Na Porsche, które pędziło w kierunku Warszawy drogą krajową S7, zwrócili uwagę piaseczyńscy policjanci z drogówki, którzy akurat wtedy pełnili służbę w nieoznakowanym radiowozie. By mieć pewność co do swoich podejrzeń, sprawdzili prędkość auta za pomocą wideorejestratora. Pomiar nie pozostawił im żadnych złudzeń — kierowca Porsche gazował 227 km/h. Na odcinku, gdzie obowiązywało ograniczenie do 120 km/h.
Miłym zaskoczeniem jest to, że mężczyzna nie próbował uciekać i zatrzymał się do kontroli. Szaleńcza jazda 46-latka doprowadziła do wystawienia mu mandatu na wysokość 2,5 tys. złotych. Z kolei na jego konto trafiło aż 15 punktów karnych.

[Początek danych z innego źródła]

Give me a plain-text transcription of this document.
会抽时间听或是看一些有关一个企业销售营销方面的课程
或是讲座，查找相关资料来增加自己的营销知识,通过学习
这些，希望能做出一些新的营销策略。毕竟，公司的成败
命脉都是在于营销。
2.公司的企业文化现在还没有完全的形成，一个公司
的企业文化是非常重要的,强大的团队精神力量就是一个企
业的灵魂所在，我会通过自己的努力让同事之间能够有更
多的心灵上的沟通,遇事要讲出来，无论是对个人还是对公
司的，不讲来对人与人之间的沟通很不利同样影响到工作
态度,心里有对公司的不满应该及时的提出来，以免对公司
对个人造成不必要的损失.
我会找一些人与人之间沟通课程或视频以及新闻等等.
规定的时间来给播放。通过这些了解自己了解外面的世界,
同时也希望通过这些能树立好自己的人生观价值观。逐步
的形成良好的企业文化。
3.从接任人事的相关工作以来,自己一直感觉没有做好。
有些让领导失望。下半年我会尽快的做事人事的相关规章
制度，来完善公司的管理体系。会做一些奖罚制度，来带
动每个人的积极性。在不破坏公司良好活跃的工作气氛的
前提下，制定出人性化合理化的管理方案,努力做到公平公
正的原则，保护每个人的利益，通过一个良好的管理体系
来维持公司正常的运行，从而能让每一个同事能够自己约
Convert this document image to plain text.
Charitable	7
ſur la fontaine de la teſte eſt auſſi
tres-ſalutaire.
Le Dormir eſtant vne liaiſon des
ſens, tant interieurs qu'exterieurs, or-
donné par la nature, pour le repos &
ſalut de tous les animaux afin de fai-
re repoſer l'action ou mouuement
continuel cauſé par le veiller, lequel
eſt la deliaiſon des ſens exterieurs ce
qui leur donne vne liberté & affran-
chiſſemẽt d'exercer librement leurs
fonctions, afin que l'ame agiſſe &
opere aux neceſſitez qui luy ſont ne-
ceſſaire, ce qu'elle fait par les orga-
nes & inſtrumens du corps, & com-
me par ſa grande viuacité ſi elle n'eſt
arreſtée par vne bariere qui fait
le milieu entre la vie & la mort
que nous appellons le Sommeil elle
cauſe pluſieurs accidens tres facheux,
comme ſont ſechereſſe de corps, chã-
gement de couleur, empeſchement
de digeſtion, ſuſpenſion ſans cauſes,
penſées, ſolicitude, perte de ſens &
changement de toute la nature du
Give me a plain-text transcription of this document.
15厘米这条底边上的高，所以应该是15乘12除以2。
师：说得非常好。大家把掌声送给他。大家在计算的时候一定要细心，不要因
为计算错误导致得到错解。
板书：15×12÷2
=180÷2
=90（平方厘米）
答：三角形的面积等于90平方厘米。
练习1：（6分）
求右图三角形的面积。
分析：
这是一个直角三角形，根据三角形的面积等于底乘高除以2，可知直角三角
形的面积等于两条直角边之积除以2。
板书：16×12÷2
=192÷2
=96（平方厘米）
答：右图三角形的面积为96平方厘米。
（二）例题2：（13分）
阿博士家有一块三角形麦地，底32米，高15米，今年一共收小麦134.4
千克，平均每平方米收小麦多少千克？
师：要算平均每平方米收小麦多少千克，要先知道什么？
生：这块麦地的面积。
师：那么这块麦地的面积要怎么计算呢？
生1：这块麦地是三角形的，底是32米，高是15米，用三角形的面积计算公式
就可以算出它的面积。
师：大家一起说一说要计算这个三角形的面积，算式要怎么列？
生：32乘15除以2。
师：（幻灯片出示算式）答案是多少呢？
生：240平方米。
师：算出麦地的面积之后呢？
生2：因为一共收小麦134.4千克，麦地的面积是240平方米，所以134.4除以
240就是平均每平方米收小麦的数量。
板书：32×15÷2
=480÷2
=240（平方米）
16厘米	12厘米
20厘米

„Policjanci po raz kolejny apelują o rozwagę i zdjęcie nogi z gazu! Brawurę na drodze można przepłacić zdrowiem i życiem. Pamiętajmy, że na drodze nie jesteśmy sami – bądźmy odpowiedzialni za siebie i innych. [...] pośpiech jest niestety bardzo złym doradcą oraz powodem wielu niebezpiecznych sytuacji na drodze, dlatego też dla osób łamiących obowiązujące przepisy nie ma taryfy ulgowej” — przekazuje podkom. Magdalena Gąsowska, oficer prasowy Komendy Powiatowej Policji w Piasecznie.